People with learning disabilities also face inequalities and problems in the NHS, as well as in a cash-strapped social care system. For instance, since the Mental Capacity Act 2005 came into force, support staff are legally required to support people with learning disabilities to develop their own capacity to make a decision. What we saw in our data was that people with learning disabilities can be proactive in seeking out this support – and we recorded conversations with personal assistants where people wanted to talk about decisions relating to safety, health or simply about future cooking plans. The skills that a personal assistant needs to have are to listen, look out and be responsive to the people they are supporting.

One of the key messages from our project is that health and social care practices sometimes get stuck. We used the word “institutionalised” for those times when professionals stick to a rigid and inflexible way of doing things, leaving the disabled person without the power to have a voice.

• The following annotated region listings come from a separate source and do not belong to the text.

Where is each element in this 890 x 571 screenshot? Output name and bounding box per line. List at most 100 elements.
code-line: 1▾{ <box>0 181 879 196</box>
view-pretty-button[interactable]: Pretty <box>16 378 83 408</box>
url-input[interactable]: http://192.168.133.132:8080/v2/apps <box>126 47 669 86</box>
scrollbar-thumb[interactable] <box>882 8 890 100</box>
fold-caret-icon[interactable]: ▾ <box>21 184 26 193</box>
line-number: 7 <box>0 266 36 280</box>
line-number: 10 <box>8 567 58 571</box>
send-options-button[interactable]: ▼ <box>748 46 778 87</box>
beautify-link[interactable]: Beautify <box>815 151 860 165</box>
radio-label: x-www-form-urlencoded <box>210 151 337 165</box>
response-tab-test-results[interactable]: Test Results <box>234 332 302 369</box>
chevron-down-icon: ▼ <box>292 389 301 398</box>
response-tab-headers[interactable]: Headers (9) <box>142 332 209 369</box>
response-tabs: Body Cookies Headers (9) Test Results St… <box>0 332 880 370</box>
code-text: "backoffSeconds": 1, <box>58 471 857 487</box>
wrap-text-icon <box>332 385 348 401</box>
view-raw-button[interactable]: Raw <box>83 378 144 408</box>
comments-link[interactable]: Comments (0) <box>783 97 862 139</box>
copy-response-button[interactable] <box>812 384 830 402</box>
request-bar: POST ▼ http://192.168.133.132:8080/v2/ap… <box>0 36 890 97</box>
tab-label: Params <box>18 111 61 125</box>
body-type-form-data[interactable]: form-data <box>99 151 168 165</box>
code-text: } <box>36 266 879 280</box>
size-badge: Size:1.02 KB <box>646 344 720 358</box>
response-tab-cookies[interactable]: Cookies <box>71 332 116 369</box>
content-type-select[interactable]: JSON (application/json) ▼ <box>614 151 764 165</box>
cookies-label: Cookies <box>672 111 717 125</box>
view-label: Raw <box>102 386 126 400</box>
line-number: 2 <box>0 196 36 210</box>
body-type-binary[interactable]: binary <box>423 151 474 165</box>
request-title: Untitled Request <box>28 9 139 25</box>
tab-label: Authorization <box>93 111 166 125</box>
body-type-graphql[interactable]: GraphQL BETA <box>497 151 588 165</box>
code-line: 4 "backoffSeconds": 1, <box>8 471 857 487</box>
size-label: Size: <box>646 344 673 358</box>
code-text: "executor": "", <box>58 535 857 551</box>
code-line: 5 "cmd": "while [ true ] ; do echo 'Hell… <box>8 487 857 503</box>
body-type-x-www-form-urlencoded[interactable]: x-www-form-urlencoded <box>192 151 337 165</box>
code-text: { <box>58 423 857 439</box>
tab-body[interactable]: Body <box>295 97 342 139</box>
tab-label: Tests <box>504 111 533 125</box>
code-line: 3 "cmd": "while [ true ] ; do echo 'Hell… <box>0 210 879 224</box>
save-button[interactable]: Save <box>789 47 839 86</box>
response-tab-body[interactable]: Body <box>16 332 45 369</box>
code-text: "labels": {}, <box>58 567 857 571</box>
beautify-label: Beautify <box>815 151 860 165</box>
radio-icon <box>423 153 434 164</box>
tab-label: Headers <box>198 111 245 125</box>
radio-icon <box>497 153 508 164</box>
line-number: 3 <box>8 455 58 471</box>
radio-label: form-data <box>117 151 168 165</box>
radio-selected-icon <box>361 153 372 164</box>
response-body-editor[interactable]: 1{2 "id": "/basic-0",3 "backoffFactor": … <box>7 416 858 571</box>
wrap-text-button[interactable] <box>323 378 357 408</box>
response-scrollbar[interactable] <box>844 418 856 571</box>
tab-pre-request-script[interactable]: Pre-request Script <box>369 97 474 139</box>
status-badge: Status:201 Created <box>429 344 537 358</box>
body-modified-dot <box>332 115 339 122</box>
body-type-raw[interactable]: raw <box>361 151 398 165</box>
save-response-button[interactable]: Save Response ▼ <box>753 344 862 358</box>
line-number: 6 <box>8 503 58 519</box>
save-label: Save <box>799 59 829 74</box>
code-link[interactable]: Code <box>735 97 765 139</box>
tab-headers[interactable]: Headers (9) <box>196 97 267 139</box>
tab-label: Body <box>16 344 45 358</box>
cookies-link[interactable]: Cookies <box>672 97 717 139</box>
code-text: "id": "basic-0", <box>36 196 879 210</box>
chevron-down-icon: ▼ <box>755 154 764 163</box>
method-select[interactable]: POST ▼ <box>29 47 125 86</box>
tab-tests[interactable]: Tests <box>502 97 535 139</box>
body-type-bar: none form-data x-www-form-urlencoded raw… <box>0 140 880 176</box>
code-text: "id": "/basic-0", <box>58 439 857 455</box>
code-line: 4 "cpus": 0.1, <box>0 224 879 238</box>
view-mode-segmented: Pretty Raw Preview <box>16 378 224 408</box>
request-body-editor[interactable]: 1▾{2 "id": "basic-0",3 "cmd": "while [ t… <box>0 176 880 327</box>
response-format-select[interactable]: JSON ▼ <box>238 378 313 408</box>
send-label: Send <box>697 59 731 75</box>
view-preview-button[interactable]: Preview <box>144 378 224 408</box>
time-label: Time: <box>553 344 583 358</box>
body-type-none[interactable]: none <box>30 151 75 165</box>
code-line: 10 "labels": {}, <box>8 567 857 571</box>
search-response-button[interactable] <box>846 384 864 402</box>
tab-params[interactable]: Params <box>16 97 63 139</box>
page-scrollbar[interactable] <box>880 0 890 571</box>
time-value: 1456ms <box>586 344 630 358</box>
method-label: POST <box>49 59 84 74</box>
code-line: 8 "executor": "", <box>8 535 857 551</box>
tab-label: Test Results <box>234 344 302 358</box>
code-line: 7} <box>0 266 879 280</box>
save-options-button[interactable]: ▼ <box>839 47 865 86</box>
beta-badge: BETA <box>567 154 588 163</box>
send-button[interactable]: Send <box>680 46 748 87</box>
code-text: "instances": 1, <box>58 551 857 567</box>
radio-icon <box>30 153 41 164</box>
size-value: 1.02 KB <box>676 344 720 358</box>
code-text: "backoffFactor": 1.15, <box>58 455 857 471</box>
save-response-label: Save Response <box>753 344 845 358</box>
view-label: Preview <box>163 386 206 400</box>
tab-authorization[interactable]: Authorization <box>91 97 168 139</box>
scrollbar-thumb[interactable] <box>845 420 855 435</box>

These difficult moments were also highlighted by actors with learning disabilities who helped to interpret our data. Our research benefited from a collaboration with the Misfits Theatre Company in Bristol, showing how sensitive interactions between people with learning disabilities and their personal assistants were often the trigger for good decisions, and giving those with disabilities a feeling of control over their own lives.

But quite small comments can create problems, spoiling an empowering relationship. The theatre company made a brilliant video called A Good Match about their own perspectives and experience of managing relationships with a personal assistant. One of the Misfits actors said: “It’s my house … and I don’t want my (personal assistant) telling me what I can and cannot do.”

After looking at a range of activities that can exclude or include people with learning disabilities, we concluded that inclusion happens when three things come together. Sometimes people with learning disabilities are included because of changes to technology, as in the Open Orchestras approach. At other times, they are included better because of new ways of doing something, or through new skills that they may learn – as actors, or as TV performers.

But at the heart of all this is a new belief in the equal value of people with learning disabilities. This is why we recommend that social care services need to focus less on what people cannot do, but instead promote a genuine belief in what people with learning disabilities can do – with the right support.